Can my HSA investments lose money?
Yes. Once the money is invested in funds or stocks, the balance can go up or down with the market, just like any other investment account. That is exactly why people keep a cash cushion for near-term expenses.
Do all HSA providers let me invest?
Most do, but many require a minimum cash balance first, often somewhere between $1,000 and $2,000, before you can start investing anything above that. A few providers have no minimum at all.
Is it smart to use my HSA as a retirement account?
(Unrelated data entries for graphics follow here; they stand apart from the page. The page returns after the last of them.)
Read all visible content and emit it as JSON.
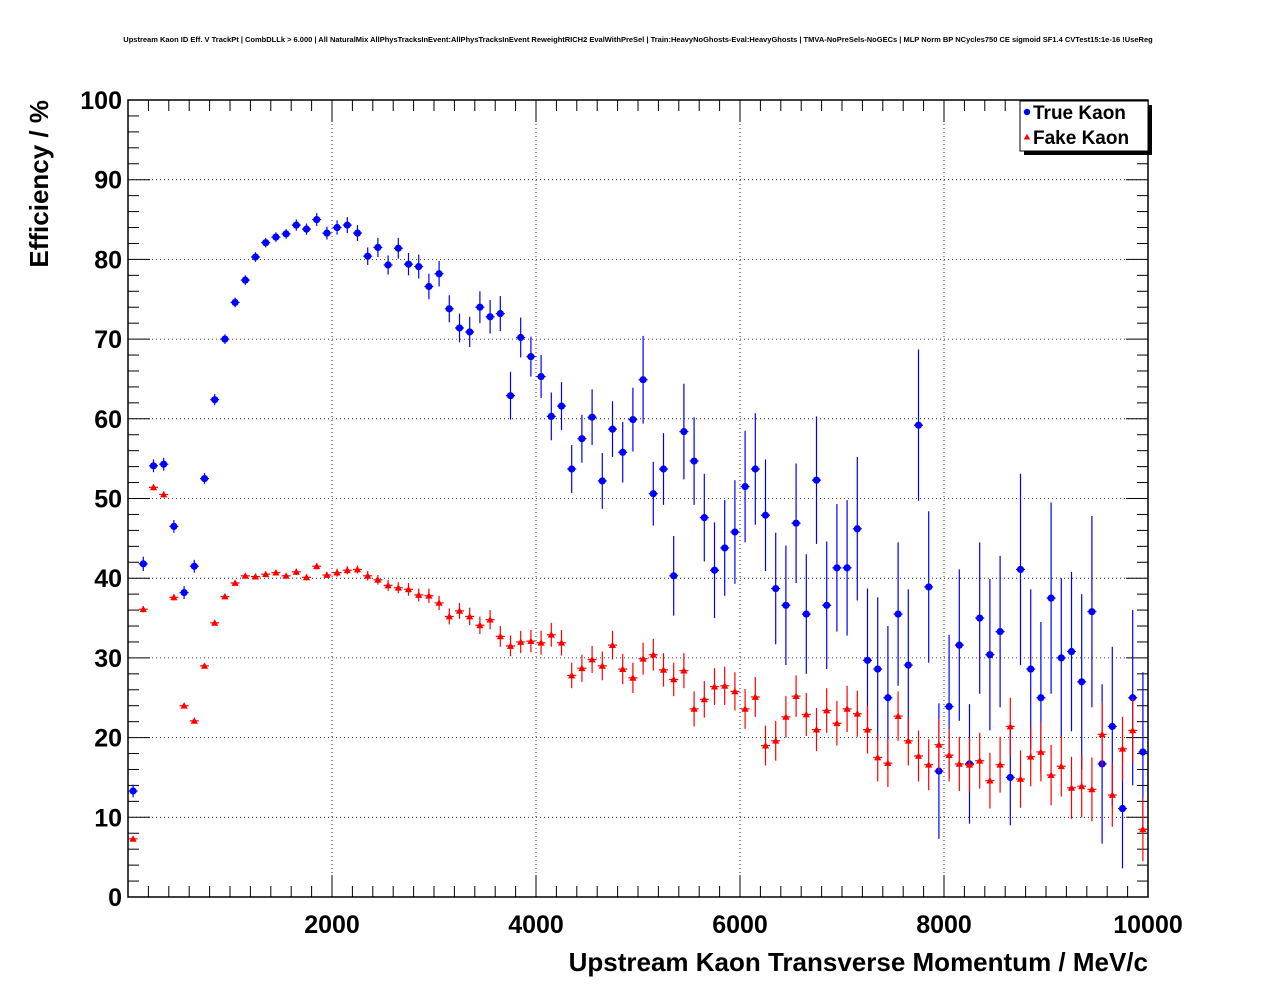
{
  "chart_data": {
    "type": "scatter",
    "title": "Upstream Kaon ID Eff. V TrackPt | CombDLLk > 6.000 | All NaturalMix AllPhysTracksInEvent:AllPhysTracksInEvent ReweightRICH2 EvalWithPreSel | Train:HeavyNoGhosts-Eval:HeavyGhosts | TMVA-NoPreSels-NoGECs | MLP Norm BP NCycles750 CE sigmoid SF1.4 CVTest15:1e-16 !UseReg",
    "xlabel": "Upstream Kaon Transverse Momentum / MeV/c",
    "ylabel": "Efficiency / %",
    "xlim": [
      0,
      10000
    ],
    "ylim": [
      0,
      100
    ],
    "x_ticks": [
      2000,
      4000,
      6000,
      8000,
      10000
    ],
    "y_ticks": [
      0,
      10,
      20,
      30,
      40,
      50,
      60,
      70,
      80,
      90,
      100
    ],
    "grid": true,
    "legend_position": "top-right",
    "series": [
      {
        "name": "True Kaon",
        "color": "#0000ff",
        "marker": "circle",
        "x": [
          50,
          150,
          250,
          350,
          450,
          550,
          650,
          750,
          850,
          950,
          1050,
          1150,
          1250,
          1350,
          1450,
          1550,
          1650,
          1750,
          1850,
          1950,
          2050,
          2150,
          2250,
          2350,
          2450,
          2550,
          2650,
          2750,
          2850,
          2950,
          3050,
          3150,
          3250,
          3350,
          3450,
          3550,
          3650,
          3750,
          3850,
          3950,
          4050,
          4150,
          4250,
          4350,
          4450,
          4550,
          4650,
          4750,
          4850,
          4950,
          5050,
          5150,
          5250,
          5350,
          5450,
          5550,
          5650,
          5750,
          5850,
          5950,
          6050,
          6150,
          6250,
          6350,
          6450,
          6550,
          6650,
          6750,
          6850,
          6950,
          7050,
          7150,
          7250,
          7350,
          7450,
          7550,
          7650,
          7750,
          7850,
          7950,
          8050,
          8150,
          8250,
          8350,
          8450,
          8550,
          8650,
          8750,
          8850,
          8950,
          9050,
          9150,
          9250,
          9350,
          9450,
          9550,
          9650,
          9750,
          9850,
          9950
        ],
        "y": [
          13.3,
          41.8,
          54.1,
          54.3,
          46.5,
          38.2,
          41.5,
          52.5,
          62.4,
          70.0,
          74.6,
          77.4,
          80.3,
          82.1,
          82.8,
          83.2,
          84.3,
          83.8,
          85.0,
          83.3,
          84.0,
          84.3,
          83.3,
          80.4,
          81.5,
          79.3,
          81.4,
          79.4,
          79.1,
          76.6,
          78.2,
          73.8,
          71.4,
          70.9,
          74.0,
          72.8,
          73.2,
          62.9,
          70.2,
          67.8,
          65.3,
          60.3,
          61.6,
          53.7,
          57.5,
          60.2,
          52.2,
          58.7,
          55.8,
          59.9,
          64.9,
          50.6,
          53.7,
          40.3,
          58.4,
          54.7,
          47.6,
          41.0,
          43.8,
          45.8,
          51.5,
          53.7,
          47.9,
          38.7,
          36.6,
          46.9,
          35.5,
          52.3,
          36.6,
          41.3,
          41.3,
          46.2,
          29.7,
          28.6,
          25.0,
          35.5,
          29.1,
          59.2,
          38.9,
          15.8,
          23.9,
          31.6,
          16.7,
          35.0,
          30.4,
          33.3,
          15.0,
          41.1,
          28.6,
          25.0,
          37.5,
          30.0,
          30.8,
          27.0,
          35.8,
          16.7,
          21.4,
          11.1,
          25.0,
          18.2
        ],
        "yerr": [
          0.8,
          0.9,
          0.8,
          0.8,
          0.8,
          0.8,
          0.8,
          0.7,
          0.7,
          0.6,
          0.6,
          0.6,
          0.6,
          0.6,
          0.6,
          0.6,
          0.7,
          0.7,
          0.8,
          0.8,
          0.9,
          1.0,
          1.0,
          1.1,
          1.2,
          1.2,
          1.3,
          1.4,
          1.5,
          1.6,
          1.6,
          1.7,
          1.8,
          1.9,
          2.0,
          2.1,
          2.2,
          3.0,
          2.5,
          2.5,
          2.7,
          3.0,
          3.0,
          3.0,
          3.0,
          3.5,
          3.5,
          3.5,
          3.8,
          4.0,
          5.5,
          4.0,
          4.5,
          5.0,
          6.0,
          5.5,
          5.5,
          6.0,
          6.0,
          6.5,
          7.0,
          7.0,
          7.0,
          7.0,
          7.5,
          7.5,
          7.5,
          8.0,
          8.0,
          8.0,
          8.5,
          9.0,
          9.0,
          9.0,
          9.0,
          9.0,
          9.5,
          9.5,
          9.5,
          8.5,
          9.0,
          9.5,
          7.5,
          9.5,
          9.5,
          9.5,
          6.0,
          12.0,
          10.0,
          9.5,
          12.0,
          10.0,
          10.0,
          11.0,
          12.0,
          10.0,
          10.0,
          7.5,
          11.0,
          10.0
        ]
      },
      {
        "name": "Fake Kaon",
        "color": "#ff0000",
        "marker": "triangle",
        "x": [
          50,
          150,
          250,
          350,
          450,
          550,
          650,
          750,
          850,
          950,
          1050,
          1150,
          1250,
          1350,
          1450,
          1550,
          1650,
          1750,
          1850,
          1950,
          2050,
          2150,
          2250,
          2350,
          2450,
          2550,
          2650,
          2750,
          2850,
          2950,
          3050,
          3150,
          3250,
          3350,
          3450,
          3550,
          3650,
          3750,
          3850,
          3950,
          4050,
          4150,
          4250,
          4350,
          4450,
          4550,
          4650,
          4750,
          4850,
          4950,
          5050,
          5150,
          5250,
          5350,
          5450,
          5550,
          5650,
          5750,
          5850,
          5950,
          6050,
          6150,
          6250,
          6350,
          6450,
          6550,
          6650,
          6750,
          6850,
          6950,
          7050,
          7150,
          7250,
          7350,
          7450,
          7550,
          7650,
          7750,
          7850,
          7950,
          8050,
          8150,
          8250,
          8350,
          8450,
          8550,
          8650,
          8750,
          8850,
          8950,
          9050,
          9150,
          9250,
          9350,
          9450,
          9550,
          9650,
          9750,
          9850,
          9950
        ],
        "y": [
          7.3,
          36.1,
          51.4,
          50.5,
          37.6,
          24.0,
          22.1,
          29.0,
          34.4,
          37.7,
          39.4,
          40.3,
          40.2,
          40.5,
          40.7,
          40.3,
          40.8,
          40.1,
          41.5,
          40.4,
          40.7,
          41.0,
          41.1,
          40.3,
          39.8,
          39.1,
          38.8,
          38.6,
          37.9,
          37.8,
          36.9,
          35.2,
          35.9,
          35.2,
          34.1,
          34.8,
          32.7,
          31.5,
          32.0,
          32.1,
          31.9,
          32.9,
          31.9,
          27.8,
          28.7,
          29.8,
          29.0,
          31.6,
          28.6,
          27.5,
          29.9,
          30.4,
          28.5,
          27.3,
          28.4,
          23.6,
          24.8,
          26.4,
          26.5,
          25.8,
          23.6,
          25.1,
          19.0,
          19.6,
          22.6,
          25.2,
          22.9,
          21.0,
          23.4,
          21.8,
          23.6,
          23.0,
          21.0,
          17.5,
          16.8,
          22.7,
          19.6,
          17.7,
          16.6,
          19.1,
          17.8,
          16.7,
          16.6,
          17.1,
          14.6,
          16.6,
          21.4,
          14.8,
          17.6,
          18.2,
          15.3,
          16.4,
          13.7,
          13.9,
          13.5,
          20.4,
          12.8,
          18.6,
          20.9,
          8.5
        ],
        "yerr": [
          0.3,
          0.4,
          0.4,
          0.4,
          0.4,
          0.3,
          0.3,
          0.3,
          0.3,
          0.3,
          0.3,
          0.3,
          0.3,
          0.3,
          0.3,
          0.3,
          0.4,
          0.4,
          0.4,
          0.4,
          0.5,
          0.5,
          0.5,
          0.6,
          0.6,
          0.7,
          0.7,
          0.8,
          0.8,
          0.9,
          0.9,
          1.0,
          1.0,
          1.1,
          1.1,
          1.2,
          1.3,
          1.3,
          1.4,
          1.4,
          1.5,
          1.5,
          1.6,
          1.6,
          1.7,
          1.7,
          1.8,
          1.8,
          1.9,
          1.9,
          2.0,
          2.0,
          2.1,
          2.1,
          2.2,
          2.2,
          2.3,
          2.3,
          2.4,
          2.4,
          2.5,
          2.5,
          2.5,
          2.5,
          2.6,
          2.6,
          2.7,
          2.7,
          2.8,
          2.8,
          2.9,
          2.9,
          3.0,
          3.0,
          3.0,
          3.1,
          3.1,
          3.2,
          3.2,
          3.3,
          3.3,
          3.4,
          3.4,
          3.5,
          3.5,
          3.5,
          3.6,
          3.6,
          3.7,
          3.7,
          3.8,
          3.8,
          3.9,
          3.9,
          4.0,
          4.0,
          4.0,
          4.0,
          4.0,
          4.0
        ]
      }
    ]
  }
}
Many people do exactly this. Since unused funds roll over every year with no expiration, some people invest their HSA aggressively and treat it as an extra retirement account, planning to use it for medical costs later in life, when those costs are often higher anyway.
Final Thoughts
Letting your HSA sit in cash for years, the way I did at first, is one of those quiet money mistakes that doesn’t feel urgent until you actually run the numbers. Once you keep a reasonable cash cushion for near-term bills, investing the rest in something simple, like an index fund or a target-date fund, lets that triple tax advantage actually do something for you. It does not need to be complicated. Pick something simple, automate it if you can, and check on it once a year.